I have a legacy CVS repository which shall be migrated to Perforce.

For each module, I need to identify what branches exist in that module.

I just want a list of branch names, no tags. It must be a command line tool, for scripting reasons.

For example (assuming there is a cvs-list-branches.sh script):

$ ./cvs-list-branches.sh module1
HEAD
dev_foobar
Release_1_2
Release_1_3
$

2 Answers

As a quick hack:) The same stands true for rlog.

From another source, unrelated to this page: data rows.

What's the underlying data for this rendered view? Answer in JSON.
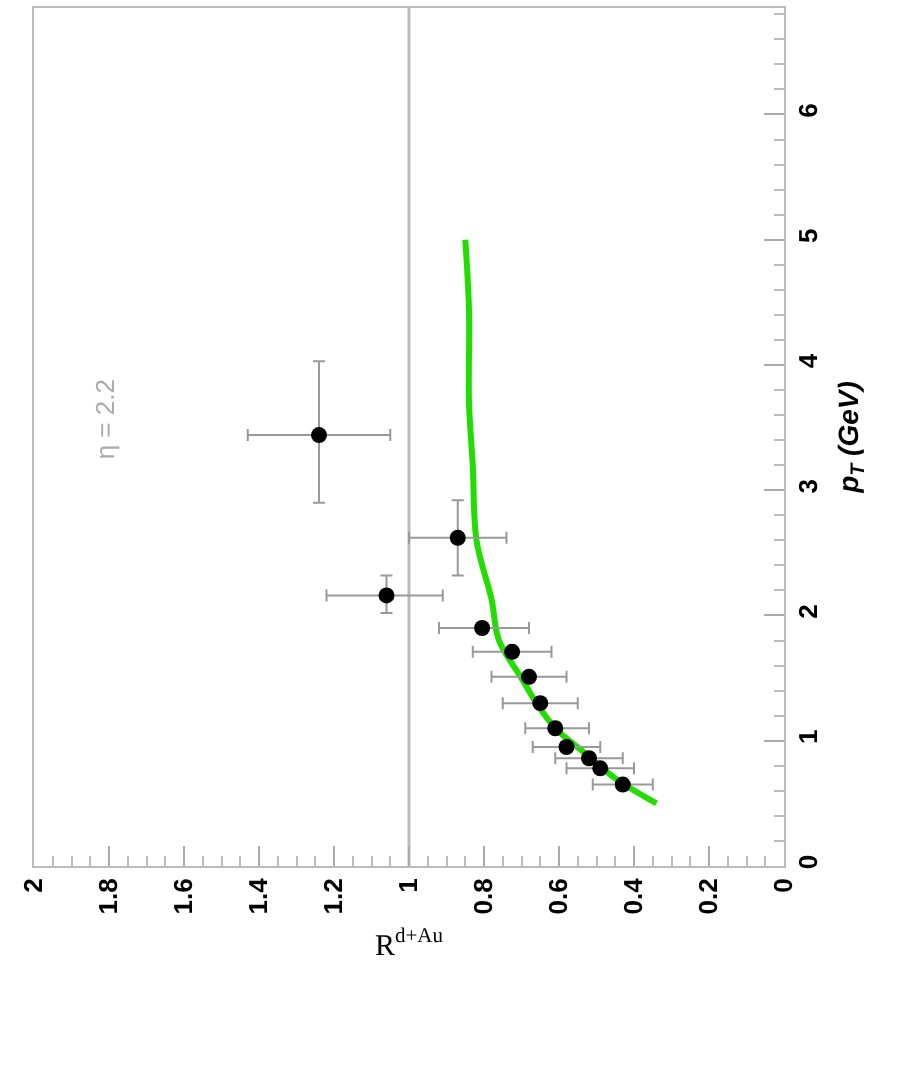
{
  "chart_data": {
    "type": "scatter",
    "xlabel": "R$^{d+Au}$",
    "ylabel": "p$_{T}$ (GeV)",
    "xlim": [
      2,
      0
    ],
    "xticks": [
      0,
      0.2,
      0.4,
      0.6,
      0.8,
      1,
      1.2,
      1.4,
      1.6,
      1.8,
      2
    ],
    "ylim": [
      0,
      6.85
    ],
    "yticks": [
      0,
      1,
      2,
      3,
      4,
      5,
      6
    ],
    "grid": false,
    "annotations": [
      "η = 2.2"
    ],
    "ref_lines": [
      {
        "axis": "x",
        "value": 1,
        "color": "#bbbbbb"
      }
    ],
    "series": [
      {
        "color": "#000000",
        "marker": "circle",
        "x": [
          1.24,
          1.06,
          0.87,
          0.805,
          0.725,
          0.68,
          0.65,
          0.61,
          0.58,
          0.52,
          0.49,
          0.43
        ],
        "values": [
          3.44,
          2.16,
          2.62,
          1.9,
          1.71,
          1.51,
          1.3,
          1.1,
          0.95,
          0.86,
          0.78,
          0.65
        ],
        "errors": [
          [
            2.9,
            4.03
          ],
          [
            2.02,
            2.32
          ],
          [
            2.32,
            2.92
          ],
          null,
          null,
          null,
          null,
          null,
          null,
          null,
          null,
          null
        ],
        "xerrors": [
          [
            1.05,
            1.43
          ],
          [
            0.91,
            1.22
          ],
          [
            0.74,
            1.0
          ],
          [
            0.68,
            0.92
          ],
          [
            0.62,
            0.83
          ],
          [
            0.58,
            0.78
          ],
          [
            0.55,
            0.75
          ],
          [
            0.52,
            0.69
          ],
          [
            0.49,
            0.67
          ],
          [
            0.43,
            0.61
          ],
          [
            0.4,
            0.58
          ],
          [
            0.35,
            0.51
          ]
        ]
      },
      {
        "type": "line",
        "color": "#22dd00",
        "marker": "none",
        "line_style": "solid",
        "x": [
          0.34,
          0.45,
          0.53,
          0.61,
          0.66,
          0.7,
          0.76,
          0.78,
          0.82,
          0.83,
          0.84,
          0.84,
          0.85
        ],
        "values": [
          0.5,
          0.7,
          0.9,
          1.1,
          1.3,
          1.5,
          1.8,
          2.13,
          2.6,
          3.2,
          3.7,
          4.44,
          5.0
        ]
      }
    ]
  }
}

cvs log -h | awk -F"[.:]" '/^\t/&&$(NF-1)==0{print $1}' | sort -u

Improved version as per bdevay, hiding irrelevant output and left-aligning the result:

cvs log -h 2>&1 | awk -F"[.:]" '/^\t/&&$(NF-1)==0{print $1}' | awk '{print $1}' | sort -u

You could simply parse log output of cvs log -h. For each file there will be a section named Symbolic names :. All tags listed there that have a revision number that contains a zero as the last but one digit are branches. E.g.:

$ cvs log -h

Rcs file : '/cvsroot/Module/File.pas,v'
Working file : 'File.pas'
Head revision : 1.1
Branch revision : 
Locks : strict
Access :
Symbolic names :
    1.1 : 'Release-1-0'
    1.1.2.4 : 'Release-1-1'
    1.1.0.2 : 'Maintenance-BRANCH'
Keyword substitution : 'kv'
Total revisions : 5
Selected revisions : 0
Description :

===============================================

In this example Maintenance-BRANCH is clearly a branch because its revision number is listed as 1.1.0.2. This is also sometimes called a magic branch revision number.